Marriage is in a completely different category of life experience and is rooted in creation itself. Marriage is God's most intimate human-to-human institution, ordained by Him and designed to symbolize the relationship that exists between Christ and His Church. God's view of this institution is high and holy and sacred and for life.
From a practical standpoint, who do you think will take his tightrope walk more seriously and be more committed to its success — the walker with the net or without? Which will give his everything to make it work? It's the one whose future depends upon his getting across the wire who will do everything within his power to make it happen.

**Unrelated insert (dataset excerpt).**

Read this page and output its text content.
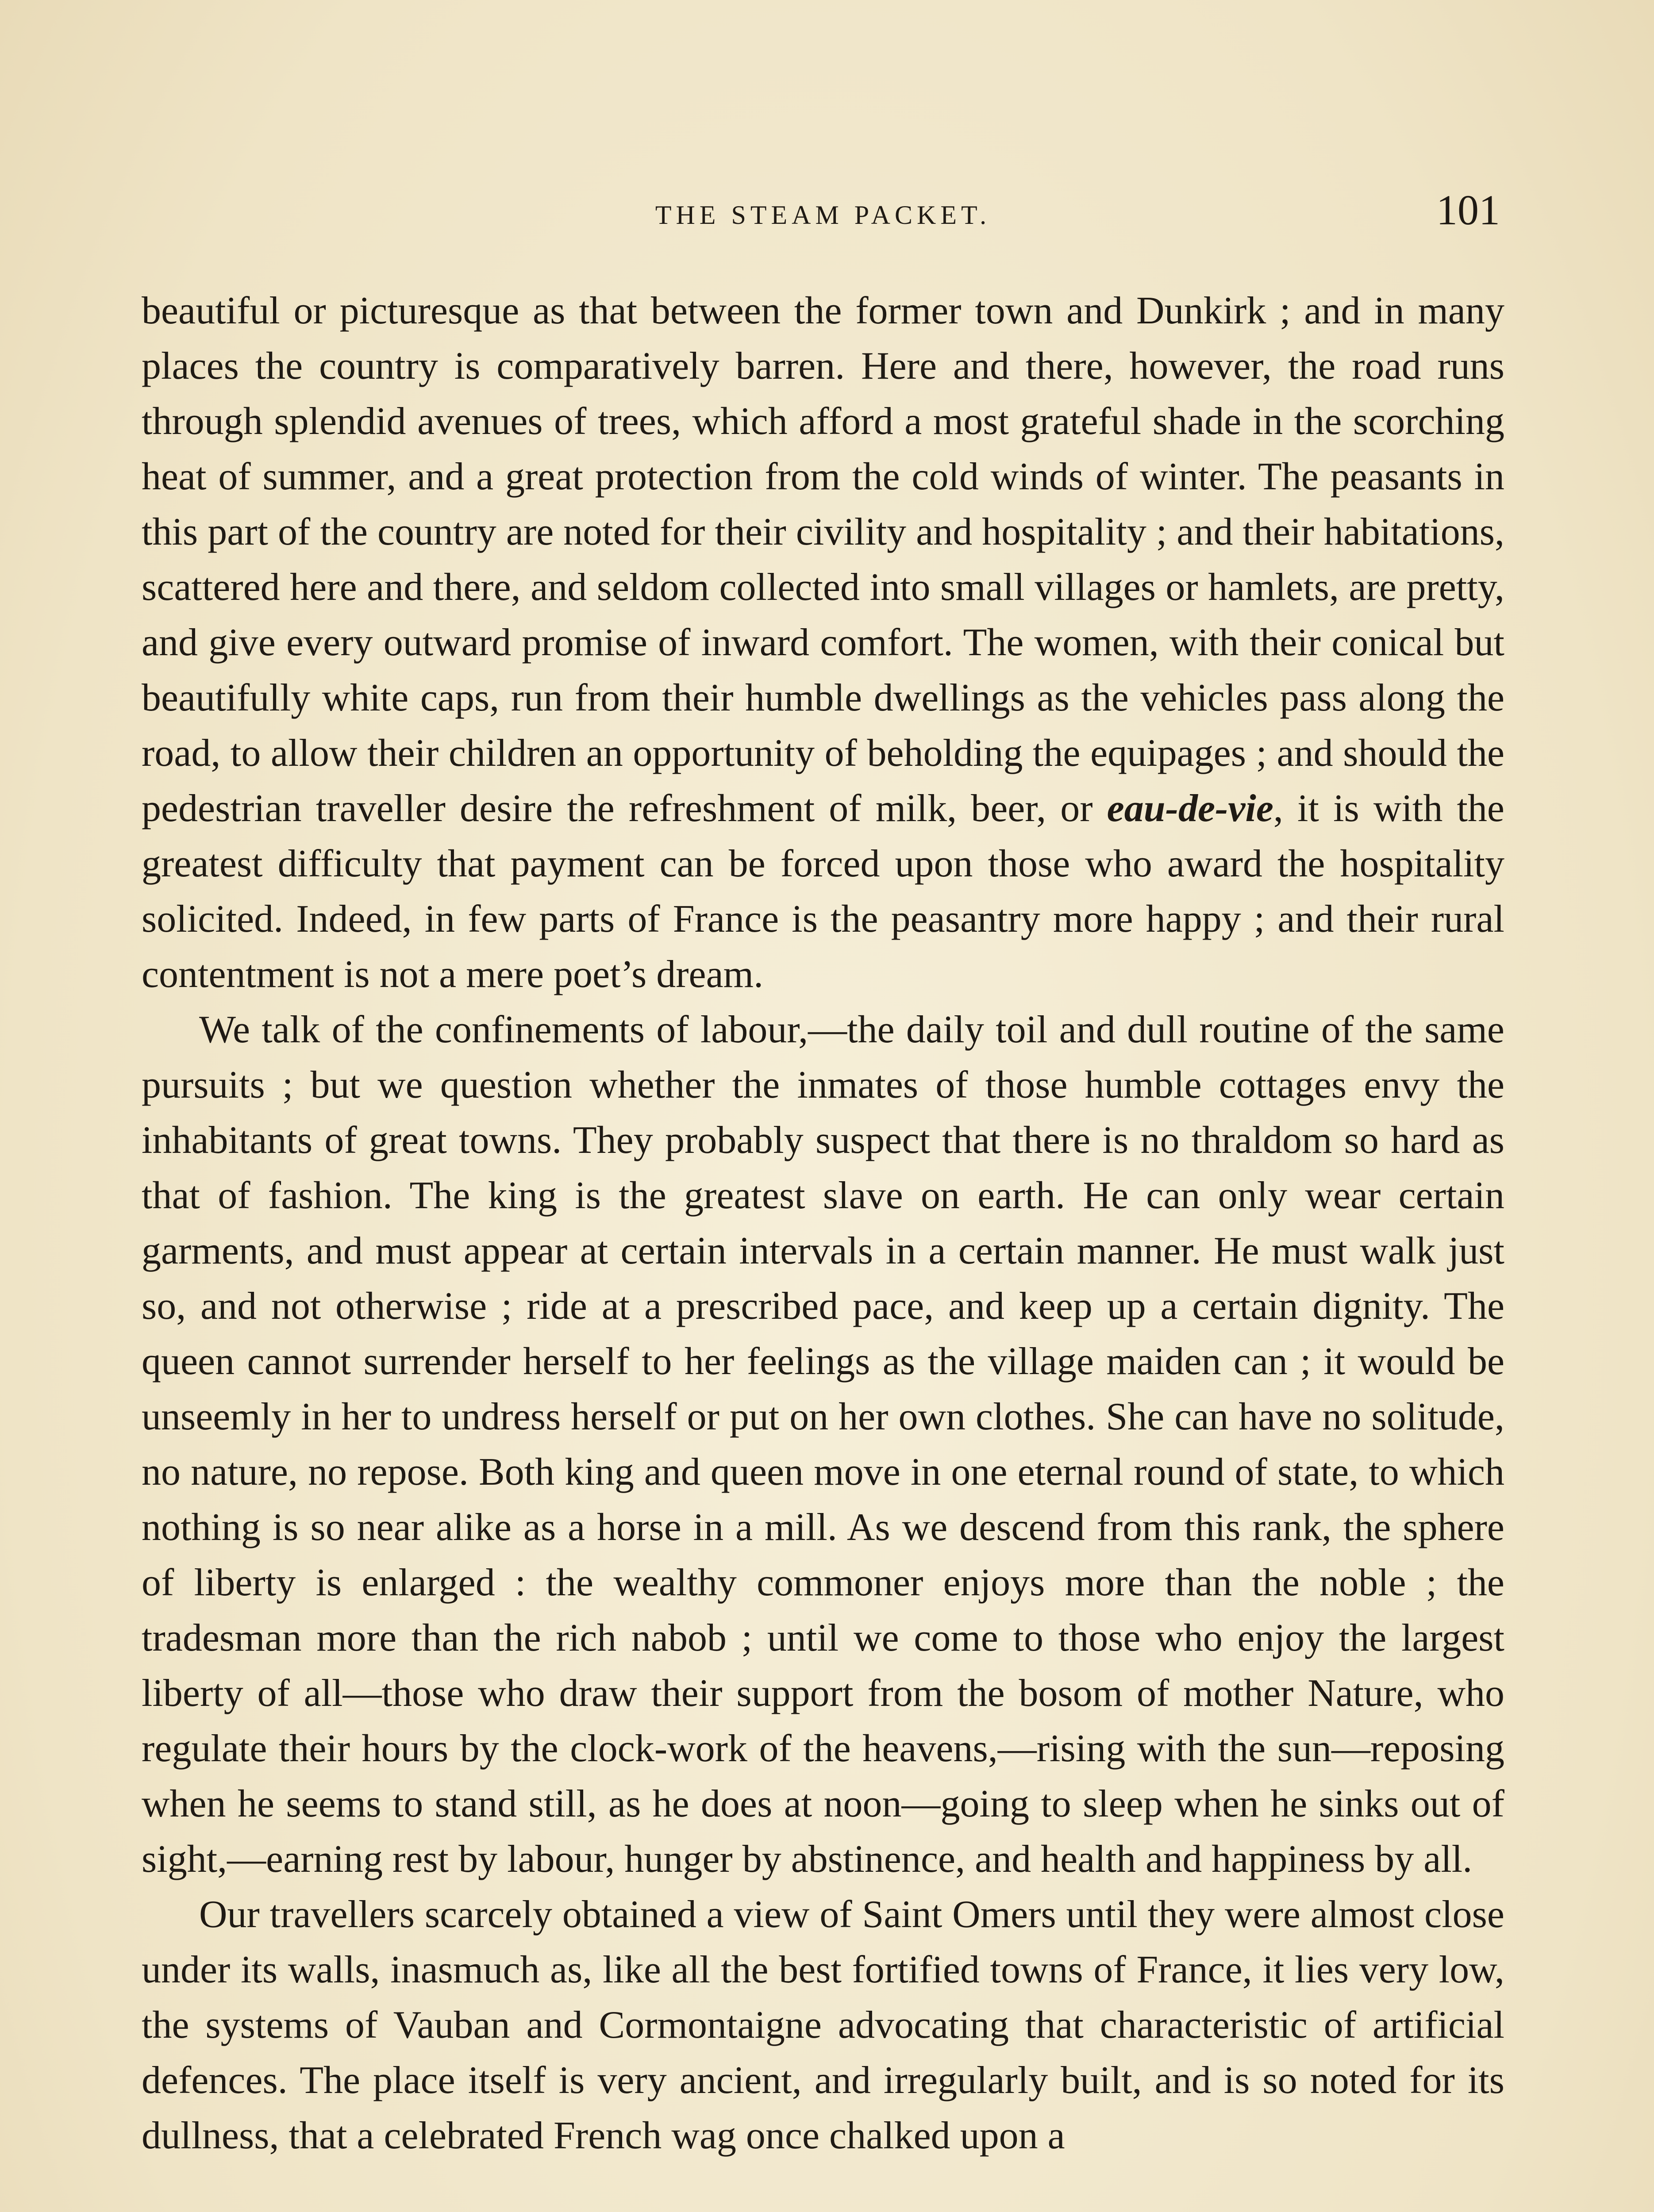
THE STEAM PACKET.	101

beautiful or picturesque as that between the former town and Dunkirk ; and in many places the country is comparatively barren. Here and there, however, the road runs through splendid avenues of trees, which afford a most grateful shade in the scorching heat of summer, and a great protection from the cold winds of winter. The peasants in this part of the country are noted for their civility and hospitality ; and their habitations, scattered here and there, and seldom collected into small villages or hamlets, are pretty, and give every outward promise of inward comfort. The women, with their conical but beautifully white caps, run from their humble dwellings as the vehicles pass along the road, to allow their children an opportunity of beholding the equipages ; and should the pedestrian traveller desire the refreshment of milk, beer, or eau-de-vie, it is with the greatest difficulty that payment can be forced upon those who award the hospitality solicited. Indeed, in few parts of France is the peasantry more happy ; and their rural contentment is not a mere poet’s dream.

We talk of the confinements of labour,—the daily toil and dull routine of the same pursuits ; but we question whether the inmates of those humble cottages envy the inhabitants of great towns. They probably suspect that there is no thraldom so hard as that of fashion. The king is the greatest slave on earth. He can only wear certain garments, and must appear at certain intervals in a certain manner. He must walk just so, and not otherwise ; ride at a prescribed pace, and keep up a certain dignity. The queen cannot surrender herself to her feelings as the village maiden can ; it would be unseemly in her to undress herself or put on her own clothes. She can have no solitude, no nature, no repose. Both king and queen move in one eternal round of state, to which nothing is so near alike as a horse in a mill. As we descend from this rank, the sphere of liberty is enlarged : the wealthy commoner enjoys more than the noble ; the tradesman more than the rich nabob ; until we come to those who enjoy the largest liberty of all—those who draw their support from the bosom of mother Nature, who regulate their hours by the clock-work of the heavens,—rising with the sun—reposing when he seems to stand still, as he does at noon—going to sleep when he sinks out of sight,—earning rest by labour, hunger by abstinence, and health and happiness by all.

Our travellers scarcely obtained a view of Saint Omers until they were almost close under its walls, inasmuch as, like all the best fortified towns of France, it lies very low, the systems of Vauban and Cormontaigne advocating that characteristic of artificial defences. The place itself is very ancient, and irregularly built, and is so noted for its dullness, that a celebrated French wag once chalked upon a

There's not a single marriage that makes it for the long haul that doesn't have to fight to get there. Whether Christian marriage or non-Christian marriage, it takes much more effort than anyone imagines when he or she stands before the minister and vows before God and to one another to stay together until death does them part.
To fulfill these heroic vows we make to one another, we need everything within our control working for us, supporting this holy covenant we've made. We need to surround ourselves with people who believe in that sacred commitment. We need to build and live within a culture of lifelong marriage.
The more support a couple removes from that culture, the more difficult they make it for themselves. Pre-nups remove one more reason to fight to make it work. In the same way that loosening divorce restrictions in the 70s and 80s led to a huge surge in the divorce rates, pre-nups do the same.
A pre-nup says, "In marriage I've done nothing more than make a legal contract." For Christ-followers, this is not an option. We must be much more concerned about what divorce does to our hearts and to the heart of God than to our pocketbooks.